In what PSL hopes is a big summer networking bash, their Summer BBQ will take place next Thursday, July 9th at the Jamaican Jerk Hut on South Street. The plan is to help current PSL members get to know each other while attracting those in the community that have yet to make it out to a PSL event.
“If you believe this city has massive potential … then [you] should absolutely be there. This is a community that’s pushing to make it happen in Philadelphia,” says co-organzier of the event Aaron McLean.
McLean, who is the creative director and an executive vice president at Camden, N.J.-based marketing firm Eight Eleven is a member of PSL’s Board of Directors.

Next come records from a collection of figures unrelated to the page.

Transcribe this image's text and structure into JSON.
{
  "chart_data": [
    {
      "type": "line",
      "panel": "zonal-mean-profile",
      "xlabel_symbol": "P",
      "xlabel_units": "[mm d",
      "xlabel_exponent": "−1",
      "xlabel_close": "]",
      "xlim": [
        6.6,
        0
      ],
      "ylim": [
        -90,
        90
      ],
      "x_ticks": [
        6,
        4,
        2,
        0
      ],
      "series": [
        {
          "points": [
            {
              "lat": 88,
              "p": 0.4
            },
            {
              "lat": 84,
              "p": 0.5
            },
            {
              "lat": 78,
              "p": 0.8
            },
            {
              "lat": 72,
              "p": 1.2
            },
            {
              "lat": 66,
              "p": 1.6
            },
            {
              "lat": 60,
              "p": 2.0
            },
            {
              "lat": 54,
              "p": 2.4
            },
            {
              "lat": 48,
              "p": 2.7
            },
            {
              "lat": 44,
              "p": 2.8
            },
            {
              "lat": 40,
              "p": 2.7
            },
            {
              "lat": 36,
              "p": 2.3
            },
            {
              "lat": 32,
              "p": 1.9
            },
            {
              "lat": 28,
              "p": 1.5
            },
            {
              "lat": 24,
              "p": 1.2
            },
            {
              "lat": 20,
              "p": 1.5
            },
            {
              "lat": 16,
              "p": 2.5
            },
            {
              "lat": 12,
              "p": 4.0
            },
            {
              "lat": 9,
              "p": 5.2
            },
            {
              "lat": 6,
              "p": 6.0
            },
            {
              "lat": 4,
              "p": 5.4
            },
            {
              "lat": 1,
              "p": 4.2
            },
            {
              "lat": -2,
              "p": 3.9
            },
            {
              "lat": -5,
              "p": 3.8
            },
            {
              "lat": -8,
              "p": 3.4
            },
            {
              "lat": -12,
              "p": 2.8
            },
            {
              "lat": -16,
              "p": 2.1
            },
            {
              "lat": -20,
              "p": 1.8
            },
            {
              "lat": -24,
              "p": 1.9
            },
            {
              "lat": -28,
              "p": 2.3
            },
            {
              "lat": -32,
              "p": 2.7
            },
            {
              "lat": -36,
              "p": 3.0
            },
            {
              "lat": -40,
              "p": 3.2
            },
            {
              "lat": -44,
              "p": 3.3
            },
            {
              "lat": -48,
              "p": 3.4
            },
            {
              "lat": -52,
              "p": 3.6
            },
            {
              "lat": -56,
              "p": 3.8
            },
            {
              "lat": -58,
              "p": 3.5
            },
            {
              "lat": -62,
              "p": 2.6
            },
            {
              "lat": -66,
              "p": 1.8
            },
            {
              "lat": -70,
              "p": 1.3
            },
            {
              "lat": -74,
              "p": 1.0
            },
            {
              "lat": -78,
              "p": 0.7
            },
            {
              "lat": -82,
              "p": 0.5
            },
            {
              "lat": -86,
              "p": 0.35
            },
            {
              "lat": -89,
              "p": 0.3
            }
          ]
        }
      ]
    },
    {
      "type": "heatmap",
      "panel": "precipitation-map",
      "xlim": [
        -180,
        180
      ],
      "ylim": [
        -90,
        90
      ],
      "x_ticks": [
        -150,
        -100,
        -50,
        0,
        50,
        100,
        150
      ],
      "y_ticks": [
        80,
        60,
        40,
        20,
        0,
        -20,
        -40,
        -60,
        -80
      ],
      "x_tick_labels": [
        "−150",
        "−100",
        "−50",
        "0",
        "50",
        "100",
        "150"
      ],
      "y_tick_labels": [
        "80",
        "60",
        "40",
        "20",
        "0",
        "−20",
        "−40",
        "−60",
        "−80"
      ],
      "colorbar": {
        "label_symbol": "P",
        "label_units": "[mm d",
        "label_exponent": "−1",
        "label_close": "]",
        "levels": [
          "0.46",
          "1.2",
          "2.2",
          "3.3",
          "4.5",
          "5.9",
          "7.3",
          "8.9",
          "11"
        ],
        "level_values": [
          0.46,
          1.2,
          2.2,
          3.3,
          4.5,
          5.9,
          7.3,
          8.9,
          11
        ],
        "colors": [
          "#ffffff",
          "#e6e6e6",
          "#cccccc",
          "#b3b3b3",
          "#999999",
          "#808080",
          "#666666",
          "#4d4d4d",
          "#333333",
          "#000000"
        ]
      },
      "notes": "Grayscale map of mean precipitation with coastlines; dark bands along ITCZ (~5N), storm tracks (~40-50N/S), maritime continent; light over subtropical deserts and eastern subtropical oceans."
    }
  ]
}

McLean is also on of PSL’s six listed co-founders and was involved with the group from its early days.
McLean, along with Tracey Welson-Rossman, organizer of March’s Emerging Technology for the Enterprise Expo, has been put in charge of organizing the event.
To attend, tickets to the BBQ are $15 per person for startup companies and $25 for those not affiliated with a company or for those who belonging to a company that has been operational for longer than three years.
All who are interested may attend, though PSL strongly prefers that you are in someway involved, or interested in, the Philadelphia entrepreneurship community. In other words: don’t come to sell something and don’t just come for the food.
“We don’t want this to become what we call a service provider event where there are two entrepreneurs and 100 service providers,” says McLean who added that if you aren’t sure, check the group’s membership criteria.
“We just want everyone to be relaxed and to get to know each other really well to build a stronger foundation for our community,” says McLean.
Register for the BBQ

THE FUTURE OF PSL

As PSL is buckling down for the BBQ next week, we asked Jennelle what the future holds for Philly Startup Leaders.
With PSL boating roughly 400 members and well on its way to planning its third event, Jennelle acknowledges that the group’s initial goal of establishing a community is likely coming to a close. Now, he says, the group must turn its attention to sustainability.
“We have no dramatic dragons we are going to slay, [we want to] just continue being an inspirational force for entrepreneurship in Philly,” he says.
PSL now has some money in the bank from sponsorships and is now officially a nonprofit, making it a bit of a startup itself with a goal of providing a platform for anyone’s ideas to increase Philadelphia’s profile in the national startup community, all while providing support to newcomers.
“It’s not about sitting around and bitching [about] how hard it is to start a company here. We’re entrepreneurs, let’s do something about it,” Jennelle says.